Amid Faljaoui

Quand le Mossad connaît le code wi-fi de Téhéran

Israël n’a pas seulement frappé l’Iran. Il a révélé à quel point il était infiltré au plus haut niveau. Ce n’est pas un éditorial sur les missiles, mais sur le renseignement. Celui qui voit avant de tirer. Celui qui désorganise avant d’attaquer.

Et de fait, en quelques jours, Israël a frappé les trois sites nucléaires clés de l’Iran : Natanz, Isfahan, Fordow. Tué plusieurs généraux, visé des infrastructures énergétiques. Une démonstration de force ? Oui. Mais surtout, une démonstration de connaissance intime du regime iranien.

Et cette connaissance ne sort pas des satellites. Elle sort de l’intérieur même de ce régime. Et encore une fois, au plus haut niveau.

L’agence d’information financière Bloomberg le résume sans ambages : « L’étendue de l’infiltration israélienne dans l’appareil sécuritaire iranien est devenue évidente. »

Autrement dit : Israël ne devine pas. Israël sait tout sur tout le monde en Iran. Parce que son service de renseignement, le Mossad, écoute, scrute, voit tout. Parce que le Mossad a placé des hommes. Et parce que l’appareil sécuritaire iranien a des failles.

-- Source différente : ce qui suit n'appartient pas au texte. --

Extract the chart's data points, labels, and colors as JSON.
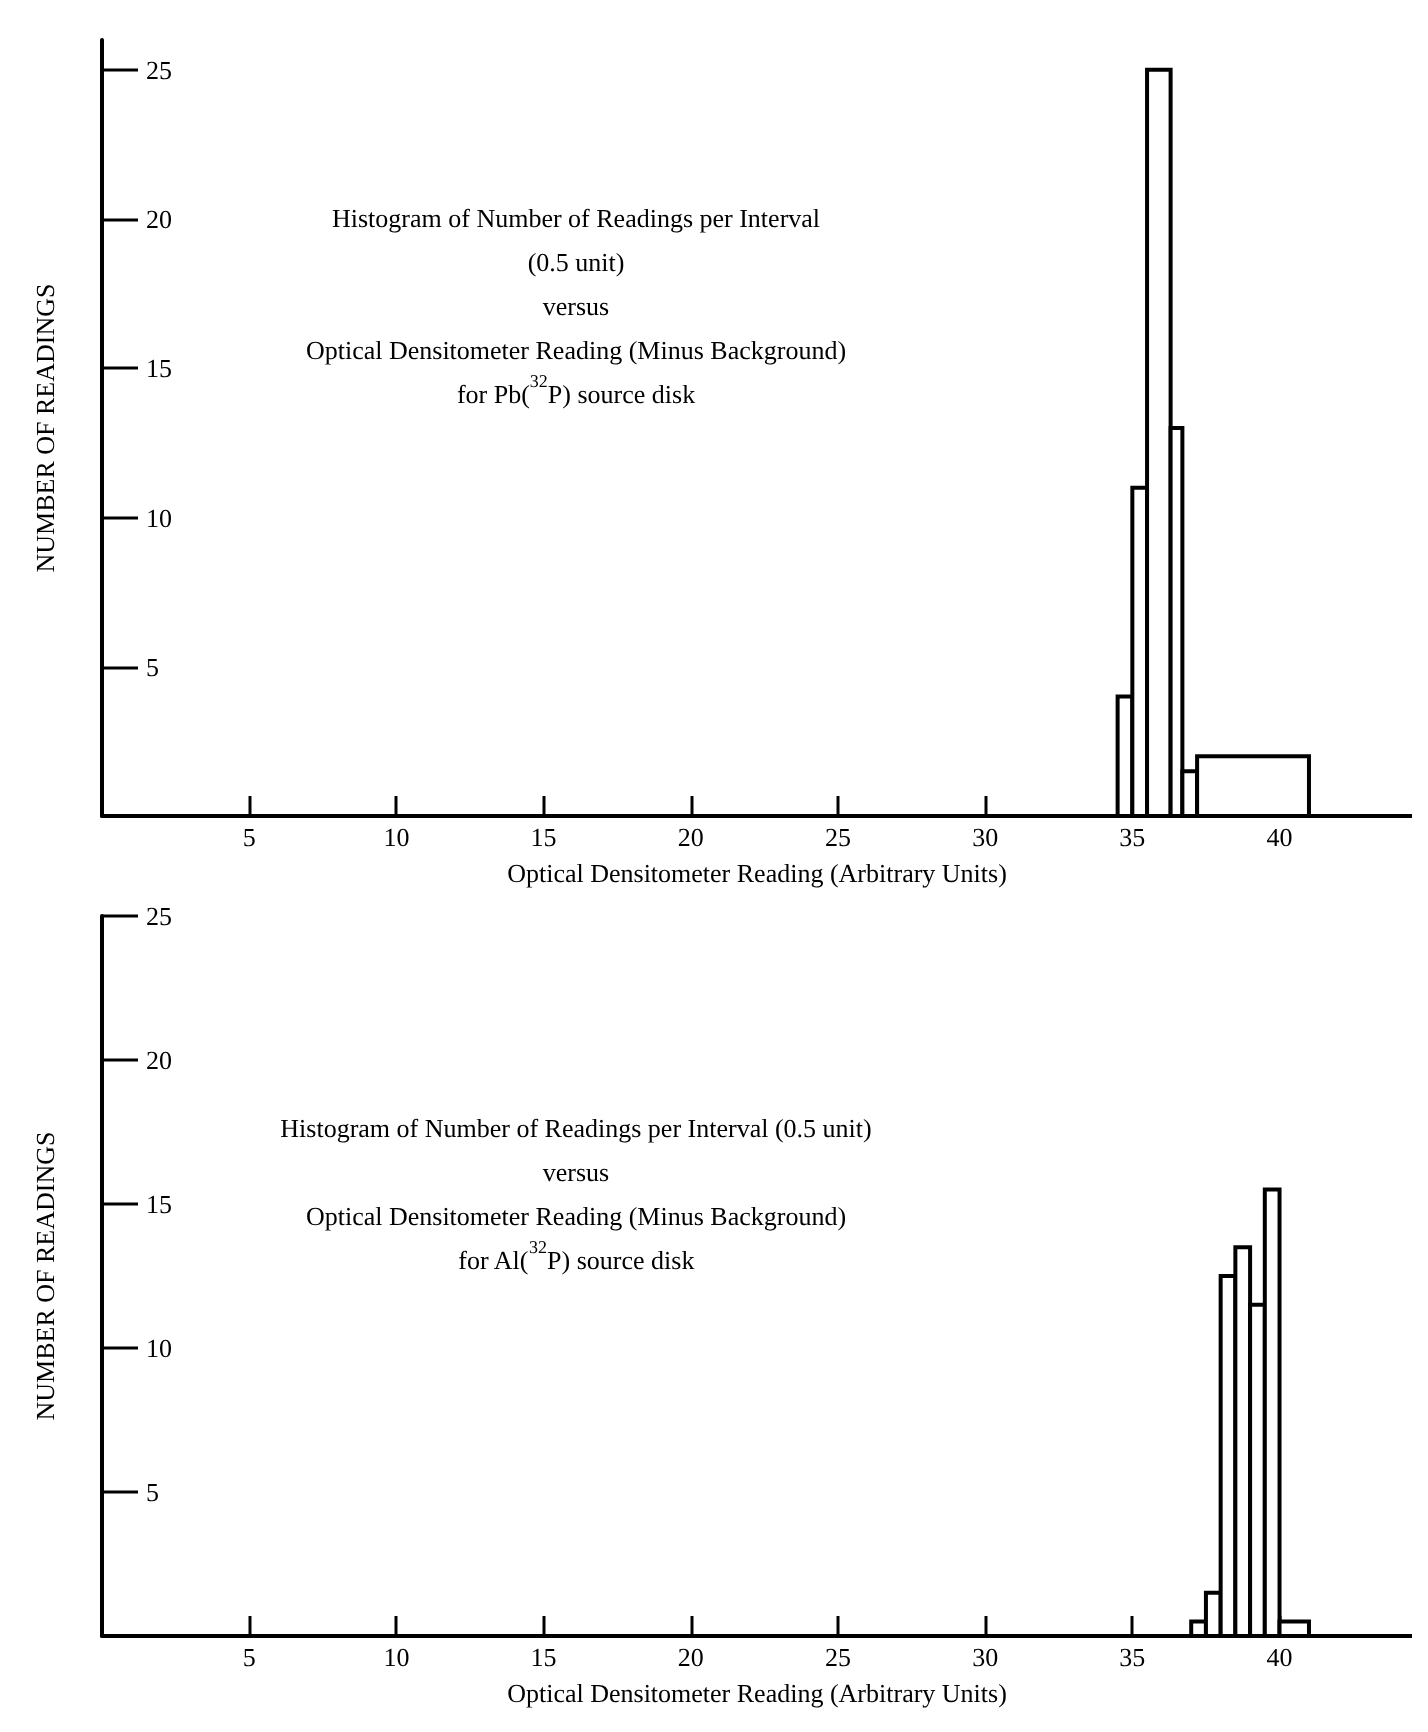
{
  "chart_data": [
    {
      "type": "histogram",
      "title": "Histogram of Number of Readings per Interval\n(0.5 unit)\nversus\nOptical Densitometer Reading (Minus Background)\nfor Pb($^{32}$P) source disk",
      "xlabel": "Optical Densitometer Reading (Arbitrary Units)",
      "ylabel": "NUMBER OF READINGS",
      "bins": [
        34.5,
        35,
        35.5,
        36.3,
        36.7,
        37.2,
        41
      ],
      "values": [
        4,
        11,
        25,
        13,
        1.5,
        2
      ],
      "color": "#000000",
      "xlim": [
        0,
        44.5
      ],
      "ylim": [
        0,
        26
      ],
      "xticks": [
        5,
        10,
        15,
        20,
        25,
        30,
        35,
        40
      ],
      "yticks": [
        5,
        10,
        15,
        20,
        25
      ]
    },
    {
      "type": "histogram",
      "title": "Histogram of Number of Readings per Interval (0.5 unit)\nversus\nOptical Densitometer Reading (Minus Background)\nfor Al($^{32}$P) source disk",
      "xlabel": "Optical Densitometer Reading (Arbitrary Units)",
      "ylabel": "NUMBER OF READINGS",
      "bins": [
        37,
        37.5,
        38,
        38.5,
        39,
        39.5,
        40,
        41
      ],
      "values": [
        0.5,
        1.5,
        12.5,
        13.5,
        11.5,
        15.5,
        0.5
      ],
      "color": "#000000",
      "xlim": [
        0,
        44.5
      ],
      "ylim": [
        0,
        25
      ],
      "xticks": [
        5,
        10,
        15,
        20,
        25,
        30,
        35,
        40
      ],
      "yticks": [
        5,
        10,
        15,
        20,
        25
      ]
    }
  ]
}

Souvenez-vous de l’élimination de Mohsen Fakhrizadeh en 2020, cerveau du nucléaire iranien. Un assassinat propre, téléguidé à distance, sans une bavure. Ou encore de l’explosion du site de Natanz en 2021, causée — c’est Téhéran lui-même qui l’a laissé entendre — par un sabotage interne. Ou souvenez-vous de l’assassinat de Ismael Hanieh, l’un des dirigeants du Hamas, alors qu’il se trouvait dans une residence d’Etat à … Téhéran. Si ça, ce n’est pas de l’infiltration, qu’est-ce donc alors ?

Depuis, les frappes israéliennes ne cessent de cibler juste. Trop juste pour n’être que de la chance. Et d’ailleurs, le silence de Téhéran en dit long. Mais celui du Mossad, lui, dit tout.

Alors oui, l’Iran pourrait être tenté d’accélérer sa course à la bombe, comme le redoute Bloomberg. Parce qu’un régime humilié, infiltré, contourné, peut vouloir réagir par une escalade clandestine. Mais c’est un pari risqué.

Pourquoi ? Parce que le régime iranien, malgré ses postures, reste pragmatique.

Au moment d’écrire ces lignes, il n’a pas fermé le détroit d’Ormuz (par lequel transite 20% du pétrole Mondial), malgré les menaces.

L’Iran n’a jamais frappé les raffineries du Qatar ou des Émirats, alors qu’un missile bien placé y suffirait à provoquer un chaos pétrolier mondial.

Pourquoi cette retenue ? Parce qu’il sait que ce serait se tirer une balle dans le pied, car l’Iran a aussi besoin d’exporter son pétrole en Chine. Et surtout, ce serait déclencher une guerre régionale qu’il ne pourrait pas gagner.

Mais attention : si les frappes israéliennes devaient viser le sommet du pouvoir – l’Ayatollah lui-même – alors cette retenue pourrait sauter. Et la tentation du chaos prendrait le dessus sur le calcul rationnel encore en vigueur aujourd’hui. Et c’est pour cela que, malgré la puissance des armes, la sortie du tunnel reste diplomatique.

Alors, oui, le régime iranien est affaibli.

Alors, oui, ses relais régionaux (Liban, Syrie) sont neutralisés.

Alors, oui, ses alliés, comme la Russie ou la Chine, sont restés silencieux.

Alors, oui, son économie est étranglée.

Alors, oui, cent fois oui, sa jeunesse ne rêve plus de martyre, mais d’Internet et de liberté.

Et vouloir disposer de la bombe nucléaire ne lui garantirait pas la survie. Elle pourrait, au contraire, précipiter sa chute.

D’ailleurs Bloomberg le rappelle « les milliards de dollars de pétrole sacrifiés n’ont pas acheté la sécurité du regime. Ils ont creusé son isolement. »

Alors que faire ? Négocier. Même si la confiance est morte.

Parce que si un accord nucléaire était souhaitable hier, il est  encore plus vital aujourd’hui.

Parce que si le régime tombe, le vide qu’il laissera pourrait être pire que le mal qu’il incarne.

Et parce qu’un Iran acculé pourrait être tenté de tout faire sauter avec lui.